Though the building alone covers a whopping 11 acres, you can't even see Microsoft (NSDQ: MSFT)'s new $550 million data center in the hills west of San Antonio until you're practically on top of it. But by that point, you can hardly see anything else.
These days, the massive data center is a bustling construction zone where visitors have to wear hardhats, helmets, orange safety vests, goggles and gloves. By September, it'll be the newest star in Microsoft's rapidly expanding collection of massive data centers, powering Microsoft's forays into cloud computing like Live Mesh and Exchange Online, among plenty of other as-yet-unannounced services. Pulling in, visitors are stopped by Securitas guards who check IDs and ask if they work for Microsoft. An incomplete gate marks the way. Microsoft's general manager of data center services, Mike Manos, won't say exactly what security measures will be in place when the data center opens, but won't rule anything out. "Will the gates be able to stop a speeding Mack truck?" I ask. "Or more," he responds. "Will you have biometrics?" "We have just about everything."

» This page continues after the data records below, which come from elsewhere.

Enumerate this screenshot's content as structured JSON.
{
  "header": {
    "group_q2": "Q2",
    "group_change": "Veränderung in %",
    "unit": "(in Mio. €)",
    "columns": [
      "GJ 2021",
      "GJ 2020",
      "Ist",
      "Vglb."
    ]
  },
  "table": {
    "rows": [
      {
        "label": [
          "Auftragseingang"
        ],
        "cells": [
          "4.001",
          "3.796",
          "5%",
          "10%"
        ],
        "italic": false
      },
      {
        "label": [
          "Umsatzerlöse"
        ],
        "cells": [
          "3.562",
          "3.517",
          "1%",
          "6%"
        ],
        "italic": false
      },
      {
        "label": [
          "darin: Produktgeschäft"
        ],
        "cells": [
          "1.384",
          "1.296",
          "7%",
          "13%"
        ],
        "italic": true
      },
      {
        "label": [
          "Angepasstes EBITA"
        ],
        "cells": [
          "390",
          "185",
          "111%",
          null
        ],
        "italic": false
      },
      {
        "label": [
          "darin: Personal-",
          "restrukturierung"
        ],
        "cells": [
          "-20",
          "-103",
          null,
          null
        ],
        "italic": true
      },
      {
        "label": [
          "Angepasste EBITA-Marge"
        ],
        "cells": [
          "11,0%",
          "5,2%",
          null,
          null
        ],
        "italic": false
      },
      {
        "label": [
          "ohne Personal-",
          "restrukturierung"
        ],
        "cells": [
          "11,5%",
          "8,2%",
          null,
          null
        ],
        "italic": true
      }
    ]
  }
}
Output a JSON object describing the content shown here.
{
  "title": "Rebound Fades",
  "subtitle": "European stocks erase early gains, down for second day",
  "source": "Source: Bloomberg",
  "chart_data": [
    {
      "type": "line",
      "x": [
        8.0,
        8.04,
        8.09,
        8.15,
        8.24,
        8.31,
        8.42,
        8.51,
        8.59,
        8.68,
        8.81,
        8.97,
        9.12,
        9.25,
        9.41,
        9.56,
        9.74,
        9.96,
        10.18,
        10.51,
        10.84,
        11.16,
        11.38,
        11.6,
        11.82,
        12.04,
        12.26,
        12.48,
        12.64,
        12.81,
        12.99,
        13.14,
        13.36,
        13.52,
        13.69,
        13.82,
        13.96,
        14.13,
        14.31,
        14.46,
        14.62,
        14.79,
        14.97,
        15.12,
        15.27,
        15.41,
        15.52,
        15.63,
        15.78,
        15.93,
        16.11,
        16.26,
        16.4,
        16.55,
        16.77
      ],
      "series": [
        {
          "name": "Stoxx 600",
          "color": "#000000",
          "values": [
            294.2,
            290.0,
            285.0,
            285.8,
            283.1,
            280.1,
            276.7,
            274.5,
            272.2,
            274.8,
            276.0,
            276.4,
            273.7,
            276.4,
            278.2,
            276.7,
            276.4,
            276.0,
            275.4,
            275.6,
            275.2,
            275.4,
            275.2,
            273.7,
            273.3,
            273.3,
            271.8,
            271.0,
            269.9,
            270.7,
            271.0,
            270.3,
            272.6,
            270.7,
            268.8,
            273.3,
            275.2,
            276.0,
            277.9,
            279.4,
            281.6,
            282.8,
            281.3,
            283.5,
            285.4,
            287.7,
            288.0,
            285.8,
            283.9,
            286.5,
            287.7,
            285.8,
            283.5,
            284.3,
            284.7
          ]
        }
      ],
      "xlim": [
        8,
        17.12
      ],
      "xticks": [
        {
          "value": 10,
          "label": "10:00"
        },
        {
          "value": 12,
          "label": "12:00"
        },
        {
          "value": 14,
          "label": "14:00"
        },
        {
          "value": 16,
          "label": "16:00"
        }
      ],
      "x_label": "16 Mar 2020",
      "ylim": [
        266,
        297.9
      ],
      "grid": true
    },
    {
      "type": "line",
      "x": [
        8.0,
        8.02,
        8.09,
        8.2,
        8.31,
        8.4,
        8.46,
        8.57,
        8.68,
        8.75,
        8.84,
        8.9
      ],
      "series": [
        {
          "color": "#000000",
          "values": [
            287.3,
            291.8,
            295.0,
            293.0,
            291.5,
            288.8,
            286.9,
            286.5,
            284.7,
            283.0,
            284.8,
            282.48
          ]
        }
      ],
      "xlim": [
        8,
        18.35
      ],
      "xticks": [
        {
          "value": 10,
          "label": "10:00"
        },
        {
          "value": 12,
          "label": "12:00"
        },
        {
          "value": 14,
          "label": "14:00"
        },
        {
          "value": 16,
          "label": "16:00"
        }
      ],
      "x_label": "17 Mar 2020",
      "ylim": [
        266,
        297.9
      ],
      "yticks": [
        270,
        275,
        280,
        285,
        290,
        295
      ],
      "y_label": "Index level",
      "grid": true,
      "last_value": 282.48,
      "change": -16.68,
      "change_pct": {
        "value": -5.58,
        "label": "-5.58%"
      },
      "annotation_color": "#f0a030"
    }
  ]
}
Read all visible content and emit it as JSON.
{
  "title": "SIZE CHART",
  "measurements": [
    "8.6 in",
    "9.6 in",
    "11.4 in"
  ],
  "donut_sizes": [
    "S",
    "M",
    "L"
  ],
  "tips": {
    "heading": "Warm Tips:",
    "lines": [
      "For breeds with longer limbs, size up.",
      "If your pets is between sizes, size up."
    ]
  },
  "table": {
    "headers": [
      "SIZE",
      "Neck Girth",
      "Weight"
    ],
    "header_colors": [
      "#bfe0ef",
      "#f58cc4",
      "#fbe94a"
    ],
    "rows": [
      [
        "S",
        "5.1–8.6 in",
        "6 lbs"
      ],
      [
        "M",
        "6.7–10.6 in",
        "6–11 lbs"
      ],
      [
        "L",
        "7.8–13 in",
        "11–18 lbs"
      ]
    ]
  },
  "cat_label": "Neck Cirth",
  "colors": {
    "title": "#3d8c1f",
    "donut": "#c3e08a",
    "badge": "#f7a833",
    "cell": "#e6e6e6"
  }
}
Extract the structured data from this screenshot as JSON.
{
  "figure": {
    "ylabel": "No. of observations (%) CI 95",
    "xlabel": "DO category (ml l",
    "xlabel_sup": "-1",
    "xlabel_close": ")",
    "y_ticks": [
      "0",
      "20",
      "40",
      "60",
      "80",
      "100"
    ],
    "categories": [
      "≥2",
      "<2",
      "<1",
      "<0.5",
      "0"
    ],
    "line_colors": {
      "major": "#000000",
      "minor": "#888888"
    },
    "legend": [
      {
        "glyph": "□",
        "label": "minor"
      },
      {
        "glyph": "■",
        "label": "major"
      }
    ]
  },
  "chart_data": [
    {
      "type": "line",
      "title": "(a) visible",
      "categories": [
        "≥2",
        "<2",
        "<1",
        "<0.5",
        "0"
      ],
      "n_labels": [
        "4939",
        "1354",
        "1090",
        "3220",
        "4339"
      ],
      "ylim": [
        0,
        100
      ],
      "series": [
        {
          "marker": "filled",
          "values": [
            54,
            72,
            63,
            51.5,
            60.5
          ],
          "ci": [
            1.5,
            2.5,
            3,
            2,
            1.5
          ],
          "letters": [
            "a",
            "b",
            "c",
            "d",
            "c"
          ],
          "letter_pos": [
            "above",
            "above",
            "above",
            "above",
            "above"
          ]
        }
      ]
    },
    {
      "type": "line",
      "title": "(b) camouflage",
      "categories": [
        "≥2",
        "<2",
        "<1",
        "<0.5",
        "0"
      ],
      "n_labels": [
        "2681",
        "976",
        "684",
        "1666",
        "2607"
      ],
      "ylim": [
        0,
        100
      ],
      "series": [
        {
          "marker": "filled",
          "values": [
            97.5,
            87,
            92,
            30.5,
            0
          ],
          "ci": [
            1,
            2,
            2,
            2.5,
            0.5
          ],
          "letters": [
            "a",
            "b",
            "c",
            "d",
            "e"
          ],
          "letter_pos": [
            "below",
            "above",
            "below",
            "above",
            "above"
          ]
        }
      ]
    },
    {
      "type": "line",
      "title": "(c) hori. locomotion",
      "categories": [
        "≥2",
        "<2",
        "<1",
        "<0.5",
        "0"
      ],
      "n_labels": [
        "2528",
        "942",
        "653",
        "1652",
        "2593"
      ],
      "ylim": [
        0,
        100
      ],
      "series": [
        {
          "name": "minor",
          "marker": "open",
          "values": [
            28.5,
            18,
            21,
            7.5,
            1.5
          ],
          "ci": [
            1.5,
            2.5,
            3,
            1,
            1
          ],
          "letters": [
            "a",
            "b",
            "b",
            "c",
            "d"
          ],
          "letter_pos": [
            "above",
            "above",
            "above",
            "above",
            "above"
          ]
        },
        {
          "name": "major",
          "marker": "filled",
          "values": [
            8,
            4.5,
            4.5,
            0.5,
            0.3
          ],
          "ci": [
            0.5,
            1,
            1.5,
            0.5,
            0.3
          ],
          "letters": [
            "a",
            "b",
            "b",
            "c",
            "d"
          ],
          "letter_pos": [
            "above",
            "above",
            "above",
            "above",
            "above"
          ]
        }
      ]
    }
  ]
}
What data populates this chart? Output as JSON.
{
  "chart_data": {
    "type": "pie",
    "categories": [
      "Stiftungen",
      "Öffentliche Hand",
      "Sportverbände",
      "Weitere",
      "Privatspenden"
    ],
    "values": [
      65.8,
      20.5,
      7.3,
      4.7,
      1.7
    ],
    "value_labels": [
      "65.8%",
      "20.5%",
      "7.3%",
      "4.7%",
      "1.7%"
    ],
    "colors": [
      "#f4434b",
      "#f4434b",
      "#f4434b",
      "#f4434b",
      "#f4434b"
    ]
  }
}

As the car rounds the bend beyond the gate, the building sweeps into full view. The San Antonio data center building itself is 475,000 square feet, or about 11 acres. It's a 1.3 mile walk to circumnavigate the building. To get a perspective on that, it's one building that's the size of almost 10 football fields laid out side-by-side, or 1/10th the floor space of the entire Sears Tower, covered with servers and electrical equipment. "I thought I understood what scale looked like," Manos says.